Era un oscuro invierno y
su piel canela rozaba con la mía mientras observaba fijamente mis ojos. Me
abrazaba y sentía un frío espeluznante al ver como esas dos piedras preciosas,
tan oscuras como la noche, me observaban con tanta pasión: era un misterio.
Negros, unos ojos
negros, unos ojos que igualaban mentira y desolación, y solo pensar que una mirada
me arrebataría la inocencia y me llenaría de desesperación.
El sentir sus labios
cerca de los míos, el sentir su voz, sentir sus susurros que se volverían en
gustos de lujuria y pasión… Mentira, todo era mentira, y pensar, pensar que
estaríamos juntos hasta la muerte.
Quizás fue afecto,
quizás fue el atrevimiento, el atrevimiento de hacer algo imposible, o quizás
fue la fuerza de un beso. ¿Habrá algo más sensible? ¿Algo más fuerte? ¿Algo tan
mágico? ¿Algo tan inexplicable?
Solo fue el roce de
aquellos dos cueros sobresalidos llamados labios. Un roce, un roce que me
quemó, me costó la vida, me quemó, me quemó el corazón. Tanta pasión me cegó,
una mascarilla de cenizas se posó en mis ojos, mis ojos de cristal, mis ojos de
inocencia, mis ojos de soledad.
Ansiaba tanto el no
estar sola que llené mi vacío con amor incoherente.

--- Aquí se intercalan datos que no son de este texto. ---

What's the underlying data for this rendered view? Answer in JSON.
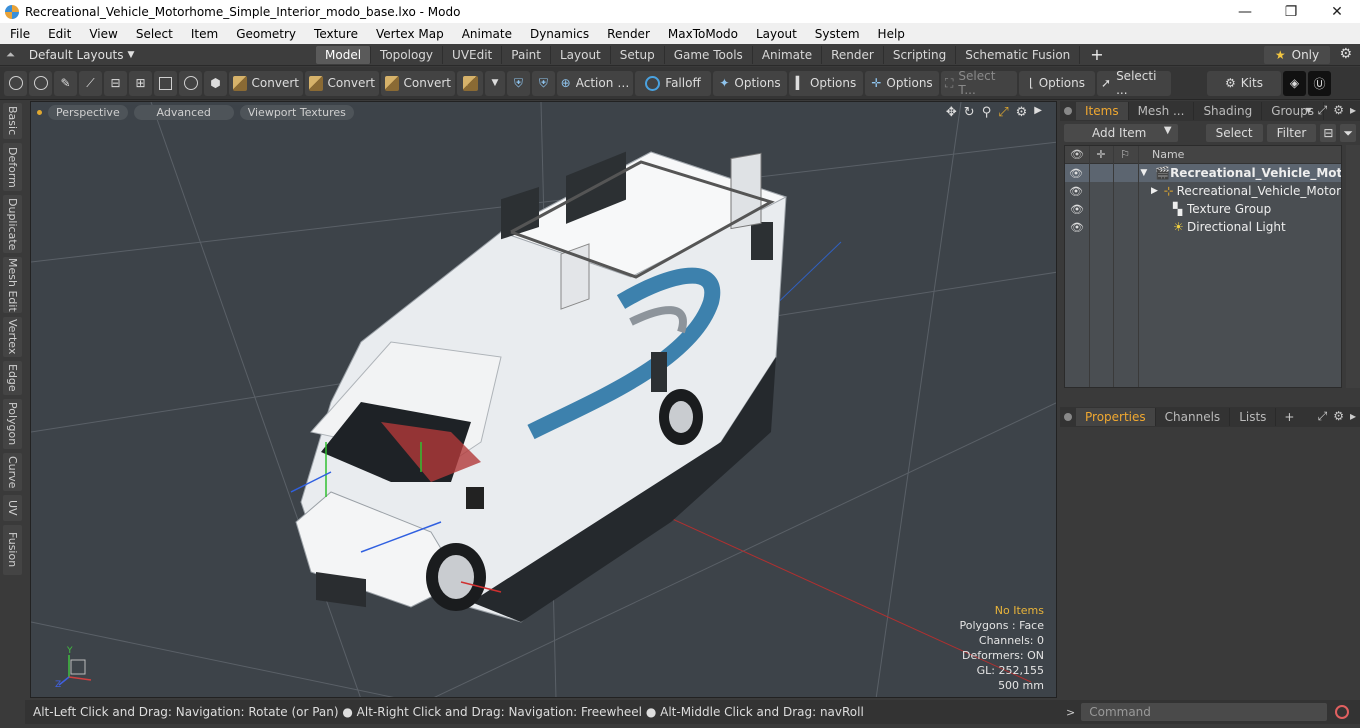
{
  "window": {
    "title": "Recreational_Vehicle_Motorhome_Simple_Interior_modo_base.lxo - Modo"
  },
  "menu": [
    "File",
    "Edit",
    "View",
    "Select",
    "Item",
    "Geometry",
    "Texture",
    "Vertex Map",
    "Animate",
    "Dynamics",
    "Render",
    "MaxToModo",
    "Layout",
    "System",
    "Help"
  ],
  "layoutbar": {
    "layouts_label": "Default Layouts",
    "tabs": [
      "Model",
      "Topology",
      "UVEdit",
      "Paint",
      "Layout",
      "Setup",
      "Game Tools",
      "Animate",
      "Render",
      "Scripting",
      "Schematic Fusion"
    ],
    "active_tab": "Model",
    "only_label": "Only"
  },
  "toolbar": {
    "convert1": "Convert",
    "convert2": "Convert",
    "convert3": "Convert",
    "action": "Action",
    "falloff": "Falloff",
    "options1": "Options",
    "options2": "Options",
    "options3": "Options",
    "select_t": "Select T...",
    "options4": "Options",
    "selecti": "Selecti ...",
    "kits": "Kits"
  },
  "lefttabs": [
    "Basic",
    "Deform",
    "Duplicate",
    "Mesh Edit",
    "Vertex",
    "Edge",
    "Polygon",
    "Curve",
    "UV",
    "Fusion"
  ],
  "viewport": {
    "pills": [
      "Perspective",
      "Advanced",
      "Viewport Textures"
    ],
    "stats": {
      "no_items": "No Items",
      "polygons": "Polygons : Face",
      "channels": "Channels: 0",
      "deformers": "Deformers: ON",
      "gl": "GL: 252,155",
      "scale": "500 mm"
    }
  },
  "status": "Alt-Left Click and Drag: Navigation: Rotate (or Pan) ● Alt-Right Click and Drag: Navigation: Freewheel ● Alt-Middle Click and Drag: navRoll",
  "items_panel": {
    "tabs": [
      "Items",
      "Mesh ...",
      "Shading",
      "Groups"
    ],
    "add_item": "Add Item",
    "select": "Select",
    "filter": "Filter",
    "col_name": "Name",
    "rows": [
      "Recreational_Vehicle_Mot...",
      "Recreational_Vehicle_Motor ...",
      "Texture Group",
      "Directional Light"
    ]
  },
  "props_panel": {
    "tabs": [
      "Properties",
      "Channels",
      "Lists"
    ]
  },
  "command": {
    "placeholder": "Command"
  }
}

Mi valor y mi dignidad
trataron de avisarme, pero al observar mi ignorancia, desaparecieron, se
lanzaron por la borda, dejándome experimentar la perdición. Y yo, perdida en un
hoyo de algo prohibido, un hoyo que llenaba mi vaso de agua impura y malgastada
en bajas pasiones, pasiones que saciaban mi soledad perdida y las ansias de tener
algo -o a alguien-… y poder llamarlo MÍO.